In [1]:
import pandas as pd  
import matplotlib.pyplot as plt
import datetime, random
import numpy as np; np.random.seed(0)
import matplotlib.pyplot as plt
from sklearn import preprocessing
import warnings
warnings.filterwarnings('ignore')
from sklearn.model_selection import train_test_split
from keras.models import Model, load_model
from keras.layers import Input, Dense, Lambda
from keras.callbacks import ModelCheckpoint, TensorBoard
from keras import regularizers
from keras.utils import to_categorical
from keras.callbacks import EarlyStopping
from keras.layers.merge import concatenate as concat
from keras import backend as K
from keras.optimizers import Adam
%matplotlib inline


In [2]:
stock_data_file = 'data/all_stocks_5yr.csv'
stocks_df = pd.read_csv(stock_data_file, parse_dates=['date'])
stocks_df.head()

Unnamed: 0,date,open,high,low,close,volume,Name
0,2013-02-08,15.07,15.12,14.63,14.75,8407500,AAL
1,2013-02-11,14.89,15.01,14.26,14.46,8882000,AAL
2,2013-02-12,14.45,14.51,14.1,14.27,8126000,AAL
3,2013-02-13,14.3,14.94,14.25,14.66,10259500,AAL
4,2013-02-14,14.94,14.96,13.16,13.99,31879900,AAL


In [3]:
stocks_df['day'] = stocks_df['date'].dt.weekday
stocks_df['day_of_month'] = stocks_df['date'].dt.day
stocks_df.head()

Unnamed: 0,date,open,high,low,close,volume,Name,day,day_of_month
0,2013-02-08,15.07,15.12,14.63,14.75,8407500,AAL,4,8
1,2013-02-11,14.89,15.01,14.26,14.46,8882000,AAL,0,11
2,2013-02-12,14.45,14.51,14.1,14.27,8126000,AAL,1,12
3,2013-02-13,14.3,14.94,14.25,14.66,10259500,AAL,2,13
4,2013-02-14,14.94,14.96,13.16,13.99,31879900,AAL,3,14


In [4]:
stock_symbols = list(set(stocks_df['Name']))

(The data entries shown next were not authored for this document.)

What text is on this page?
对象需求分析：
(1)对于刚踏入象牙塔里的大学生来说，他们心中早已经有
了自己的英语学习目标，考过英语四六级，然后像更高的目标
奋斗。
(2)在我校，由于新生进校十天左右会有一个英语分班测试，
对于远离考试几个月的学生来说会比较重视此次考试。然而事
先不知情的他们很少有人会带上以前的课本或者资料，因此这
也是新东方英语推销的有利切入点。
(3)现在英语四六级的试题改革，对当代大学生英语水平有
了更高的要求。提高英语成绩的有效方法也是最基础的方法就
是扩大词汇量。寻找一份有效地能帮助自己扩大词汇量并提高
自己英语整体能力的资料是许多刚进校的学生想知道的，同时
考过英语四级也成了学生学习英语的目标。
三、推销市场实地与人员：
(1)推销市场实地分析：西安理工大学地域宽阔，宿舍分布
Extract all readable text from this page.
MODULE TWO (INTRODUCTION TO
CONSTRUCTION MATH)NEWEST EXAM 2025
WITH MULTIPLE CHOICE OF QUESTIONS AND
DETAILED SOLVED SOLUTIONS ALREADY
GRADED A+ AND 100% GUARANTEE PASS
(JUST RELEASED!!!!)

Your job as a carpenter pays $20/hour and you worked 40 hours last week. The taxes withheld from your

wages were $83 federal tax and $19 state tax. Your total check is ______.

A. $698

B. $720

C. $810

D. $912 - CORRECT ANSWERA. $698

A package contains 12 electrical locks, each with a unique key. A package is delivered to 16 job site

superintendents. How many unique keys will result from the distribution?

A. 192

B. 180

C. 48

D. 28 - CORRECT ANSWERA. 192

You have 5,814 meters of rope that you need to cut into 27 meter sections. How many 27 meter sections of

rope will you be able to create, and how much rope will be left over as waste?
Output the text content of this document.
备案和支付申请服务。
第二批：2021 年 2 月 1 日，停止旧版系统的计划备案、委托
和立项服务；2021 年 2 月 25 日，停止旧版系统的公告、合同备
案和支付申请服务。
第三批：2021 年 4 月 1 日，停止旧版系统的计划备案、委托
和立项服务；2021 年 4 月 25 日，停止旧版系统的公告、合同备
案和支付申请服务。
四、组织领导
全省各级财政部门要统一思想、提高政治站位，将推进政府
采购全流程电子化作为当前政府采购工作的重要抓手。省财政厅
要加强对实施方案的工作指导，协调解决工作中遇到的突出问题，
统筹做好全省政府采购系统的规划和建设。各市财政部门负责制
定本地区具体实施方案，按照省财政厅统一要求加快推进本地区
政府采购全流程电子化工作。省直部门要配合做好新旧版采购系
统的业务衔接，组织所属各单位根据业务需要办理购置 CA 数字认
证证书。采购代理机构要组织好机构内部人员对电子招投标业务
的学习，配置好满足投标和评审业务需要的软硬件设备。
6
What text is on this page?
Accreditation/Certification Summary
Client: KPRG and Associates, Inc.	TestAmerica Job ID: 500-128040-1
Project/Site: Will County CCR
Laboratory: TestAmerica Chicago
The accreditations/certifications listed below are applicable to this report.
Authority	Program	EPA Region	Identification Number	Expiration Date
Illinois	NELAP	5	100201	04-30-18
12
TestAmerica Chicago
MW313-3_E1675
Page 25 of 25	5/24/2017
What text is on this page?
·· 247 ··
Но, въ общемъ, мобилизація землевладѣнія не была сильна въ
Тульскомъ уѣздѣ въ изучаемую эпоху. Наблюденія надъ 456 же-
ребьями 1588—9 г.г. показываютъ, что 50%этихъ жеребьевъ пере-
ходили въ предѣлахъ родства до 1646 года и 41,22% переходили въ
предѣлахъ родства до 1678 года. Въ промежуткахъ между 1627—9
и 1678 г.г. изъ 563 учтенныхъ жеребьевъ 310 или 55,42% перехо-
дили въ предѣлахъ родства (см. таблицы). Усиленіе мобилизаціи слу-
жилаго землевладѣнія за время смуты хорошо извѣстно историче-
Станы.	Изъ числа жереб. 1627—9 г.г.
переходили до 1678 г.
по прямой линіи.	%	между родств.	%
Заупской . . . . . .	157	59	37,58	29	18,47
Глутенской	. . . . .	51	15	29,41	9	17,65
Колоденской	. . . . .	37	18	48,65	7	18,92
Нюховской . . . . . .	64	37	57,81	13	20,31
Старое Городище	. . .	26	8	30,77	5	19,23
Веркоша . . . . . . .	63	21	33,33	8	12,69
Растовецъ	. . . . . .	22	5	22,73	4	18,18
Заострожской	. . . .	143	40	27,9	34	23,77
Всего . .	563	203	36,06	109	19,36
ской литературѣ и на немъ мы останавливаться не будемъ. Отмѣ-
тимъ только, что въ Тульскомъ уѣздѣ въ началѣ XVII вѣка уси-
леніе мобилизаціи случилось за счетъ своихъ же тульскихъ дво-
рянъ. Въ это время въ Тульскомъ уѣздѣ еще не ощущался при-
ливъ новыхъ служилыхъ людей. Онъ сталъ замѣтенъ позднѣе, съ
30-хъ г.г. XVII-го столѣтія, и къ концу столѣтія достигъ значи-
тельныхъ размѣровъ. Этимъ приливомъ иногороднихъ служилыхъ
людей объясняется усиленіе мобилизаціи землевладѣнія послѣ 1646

dow_30_list = ['NKE', 'AXP', 'BA', 'C', 'CAT', 'DD', 'DIS', 'GE', 'CSCO', 'HD', 'CVX', 'V', 'IBM',
'INTC', 'JNJ', 'JPM', 'KO', 'MCD', 'MMM', 'GS', 'MRK', 'MSFT', 'PFE', 'PG', 'AAPL', 'UTX', 'VZ',
'WMT', 'XOM', 'TRV']
 
dow_30_symbols = (list(set(dow_30_list) & set(stock_symbols)))

In [5]:
market_data = {}
for symbol in dow_30_symbols:
    # segregate data for that stock so it doesn't spill into other one
    temp_df = stocks_df[stocks_df['Name'] == symbol]
    open = temp_df['open']
    high = temp_df['high']
    low = temp_df['low']
    close = temp_df['close']
    volume = temp_df['volume']
    close_avg_3 =  temp_df['close'].rolling(3).mean()
    close_avg_5 =  temp_df['close'].rolling(5).mean()
    close_avg_10 =  temp_df['close'].rolling(10).mean()
    open_close = temp_df['close'] - temp_df['open']
    day_ = temp_df['day']
    day_of_month = temp_df['day_of_month']
    date = temp_df['date']
    # day of month
    
    market_data[symbol] = [open, high, low, close,
                                volume, close_avg_3, close_avg_5, close_avg_10, open_close, day_,
                               day_of_month, date]

In [6]:
# rebuild data frame
fin_open = []
fin_high = []
fin_low = []
fin_close = []
fin_volume = []
fin_close_avg_3 = []
fin_close_avg_5 = []
fin_close_avg_10 = []
fin_open_close = []

fin_day_ = []
fin_day_of_month = []
fin_date = []
fin_symbol = []

fin_high_high_diff3 = []
fin_low_low_diff3 = []
fin_open_open_diff3 = []
fin_close_close_diff3 = []
fin_volume_volume_diff3 = []


for key, value in market_data.items():
    fin_open.extend(list(value[0]))
    fin_high.extend(list(value[1]))
    fin_low.extend(list(value[2]))
    fin_close.extend(list(value[3]))
    fin_volume.extend(list(value[4]))
    fin_close_avg_3.extend(list(value[5]))
    fin_close_avg_5.extend(list(value[6]))
    fin_close_avg_10.extend(list(value[7]))
    fin_open_close.extend(list(value[8]))
    fin_day_.extend(list(value[9]))
    fin_day_of_month.extend(list(value[10]))
    fin_date.extend(list(value[11]))
    fin_symbol.extend([key] * len(value[11]))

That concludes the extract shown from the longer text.